Jan 27, 2023
NPC to CFIA: Modernize long-term management plan to prevent PEI potato wart spread

An advisory panel created in the wake of a political firestorm over the Prince Edward Island (PEI) potato wart crisis submitted a report in late January to the Canadian federal government. This panel was made up of individuals from countries who already have potato wart and are attempting to manage it, but no members from countries that are disease free and seeking to remain that way.

The report declared that while potato wart has been detected 36 times in potato fields throughout PEI, it considers most of the island to be “pest free.” This statement is counter to the observations of Canadian Food Inspection Agency (CFIA), USDA-APHIS and the U.S. potato industry.

According to the PEI news outlet Saltwire, Gordon Henry, national manager in the field crops section of the CFIA, said, “The entire island was part of the ministerial order because potato wart has been found in each of the counties. And having 36 detections means that we have a substantial amount of detections for a pest that we have zero tolerance for.”

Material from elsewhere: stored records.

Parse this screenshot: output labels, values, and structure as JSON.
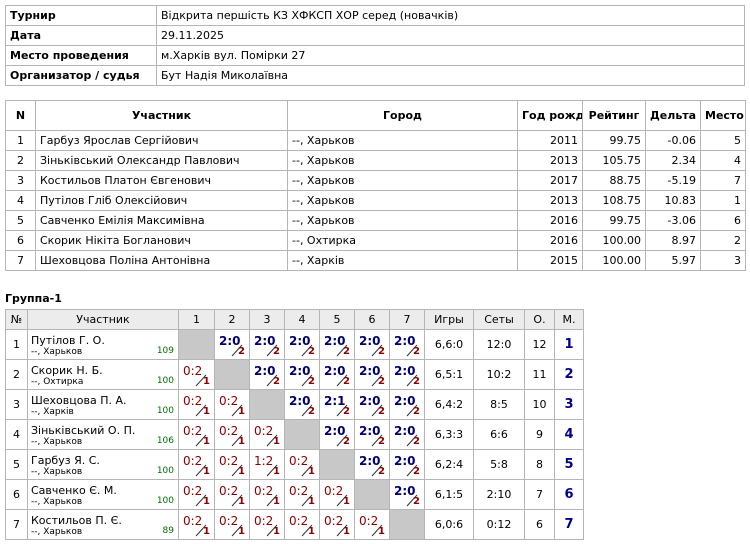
{
  "info": [
    {
      "label": "Турнир",
      "value": "Відкрита першість КЗ ХФКСП  ХОР серед (новачків)"
    },
    {
      "label": "Дата",
      "value": "29.11.2025"
    },
    {
      "label": "Место проведения",
      "value": "м.Харків вул. Помірки 27"
    },
    {
      "label": "Организатор / судья",
      "value": "Бут Надія Миколаївна"
    }
  ],
  "participants": {
    "columns": [
      "N",
      "Участник",
      "Город",
      "Год рожд.",
      "Рейтинг",
      "Дельта",
      "Место"
    ],
    "rows": [
      [
        1,
        "Гарбуз Ярослав Сергійович",
        "--, Харьков",
        2011,
        "99.75",
        "-0.06",
        5
      ],
      [
        2,
        "Зіньківський Олександр Павлович",
        "--, Харьков",
        2013,
        "105.75",
        "2.34",
        4
      ],
      [
        3,
        "Костильов Платон Євгенович",
        "--, Харьков",
        2017,
        "88.75",
        "-5.19",
        7
      ],
      [
        4,
        "Путілов Гліб Олексійович",
        "--, Харьков",
        2013,
        "108.75",
        "10.83",
        1
      ],
      [
        5,
        "Савченко Емілія Максимівна",
        "--, Харьков",
        2016,
        "99.75",
        "-3.06",
        6
      ],
      [
        6,
        "Скорик Нікіта Богланович",
        "--, Охтирка",
        2016,
        "100.00",
        "8.97",
        2
      ],
      [
        7,
        "Шеховцова Поліна Антонівна",
        "--, Харків",
        2015,
        "100.00",
        "5.97",
        3
      ]
    ]
  },
  "group": {
    "title": "Группа-1",
    "columns": [
      "№",
      "Участник",
      "1",
      "2",
      "3",
      "4",
      "5",
      "6",
      "7",
      "Игры",
      "Сеты",
      "О.",
      "М."
    ],
    "rows": [
      {
        "n": 1,
        "name": "Путілов Г. О.",
        "city": "--, Харьков",
        "rating": 109,
        "results": [
          null,
          {
            "score": "2:0",
            "points": 2
          },
          {
            "score": "2:0",
            "points": 2
          },
          {
            "score": "2:0",
            "points": 2
          },
          {
            "score": "2:0",
            "points": 2
          },
          {
            "score": "2:0",
            "points": 2
          },
          {
            "score": "2:0",
            "points": 2
          }
        ],
        "games": "6,6:0",
        "sets": "12:0",
        "points": 12,
        "place": 1
      },
      {
        "n": 2,
        "name": "Скорик Н. Б.",
        "city": "--, Охтирка",
        "rating": 100,
        "results": [
          {
            "score": "0:2",
            "points": 1
          },
          null,
          {
            "score": "2:0",
            "points": 2
          },
          {
            "score": "2:0",
            "points": 2
          },
          {
            "score": "2:0",
            "points": 2
          },
          {
            "score": "2:0",
            "points": 2
          },
          {
            "score": "2:0",
            "points": 2
          }
        ],
        "games": "6,5:1",
        "sets": "10:2",
        "points": 11,
        "place": 2
      },
      {
        "n": 3,
        "name": "Шеховцова П. А.",
        "city": "--, Харків",
        "rating": 100,
        "results": [
          {
            "score": "0:2",
            "points": 1
          },
          {
            "score": "0:2",
            "points": 1
          },
          null,
          {
            "score": "2:0",
            "points": 2
          },
          {
            "score": "2:1",
            "points": 2
          },
          {
            "score": "2:0",
            "points": 2
          },
          {
            "score": "2:0",
            "points": 2
          }
        ],
        "games": "6,4:2",
        "sets": "8:5",
        "points": 10,
        "place": 3
      },
      {
        "n": 4,
        "name": "Зіньківський О. П.",
        "city": "--, Харьков",
        "rating": 106,
        "results": [
          {
            "score": "0:2",
            "points": 1
          },
          {
            "score": "0:2",
            "points": 1
          },
          {
            "score": "0:2",
            "points": 1
          },
          null,
          {
            "score": "2:0",
            "points": 2
          },
          {
            "score": "2:0",
            "points": 2
          },
          {
            "score": "2:0",
            "points": 2
          }
        ],
        "games": "6,3:3",
        "sets": "6:6",
        "points": 9,
        "place": 4
      },
      {
        "n": 5,
        "name": "Гарбуз Я. С.",
        "city": "--, Харьков",
        "rating": 100,
        "results": [
          {
            "score": "0:2",
            "points": 1
          },
          {
            "score": "0:2",
            "points": 1
          },
          {
            "score": "1:2",
            "points": 1
          },
          {
            "score": "0:2",
            "points": 1
          },
          null,
          {
            "score": "2:0",
            "points": 2
          },
          {
            "score": "2:0",
            "points": 2
          }
        ],
        "games": "6,2:4",
        "sets": "5:8",
        "points": 8,
        "place": 5
      },
      {
        "n": 6,
        "name": "Савченко Є. М.",
        "city": "--, Харьков",
        "rating": 100,
        "results": [
          {
            "score": "0:2",
            "points": 1
          },
          {
            "score": "0:2",
            "points": 1
          },
          {
            "score": "0:2",
            "points": 1
          },
          {
            "score": "0:2",
            "points": 1
          },
          {
            "score": "0:2",
            "points": 1
          },
          null,
          {
            "score": "2:0",
            "points": 2
          }
        ],
        "games": "6,1:5",
        "sets": "2:10",
        "points": 7,
        "place": 6
      },
      {
        "n": 7,
        "name": "Костильов П. Є.",
        "city": "--, Харьков",
        "rating": 89,
        "results": [
          {
            "score": "0:2",
            "points": 1
          },
          {
            "score": "0:2",
            "points": 1
          },
          {
            "score": "0:2",
            "points": 1
          },
          {
            "score": "0:2",
            "points": 1
          },
          {
            "score": "0:2",
            "points": 1
          },
          {
            "score": "0:2",
            "points": 1
          },
          null
        ],
        "games": "6,0:6",
        "sets": "0:12",
        "points": 6,
        "place": 7
      }
    ]
  }
}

Consistent with that statement, in October USDA-APHIS released a report indicating that “The full extent of the potato wart infestation in PEI is still unknown, but is likely to be larger than currently reported.” NPC CEO Kam Quarles noted that with months of testing yet to be completed by CFIA, any declaration of PEI being “disease free” is premature.

The panel report included a list of recommendations to improve the management of potato wart disease on PEI, including:

  • Preventing the planting of potatoes (or other plants for replanting) for a minimum of 20 years in index fields;
  • The planting of only resistant potato varieties in buffer zones; and,
  • Improving waste management, such as cease using digestate from anaerobic digestions or other waste from processing on agricultural fields.

Henry indicated that CFIA “could not fully commit to implementing the report’s recommendations, but said an engagement with farmers and industry has begun.”

“The U.S. potato industry looks forward to working with both governments as testing continues to modernize the management plan, with the singular goal of keeping potato wart out of the United States,” Quarles concluded.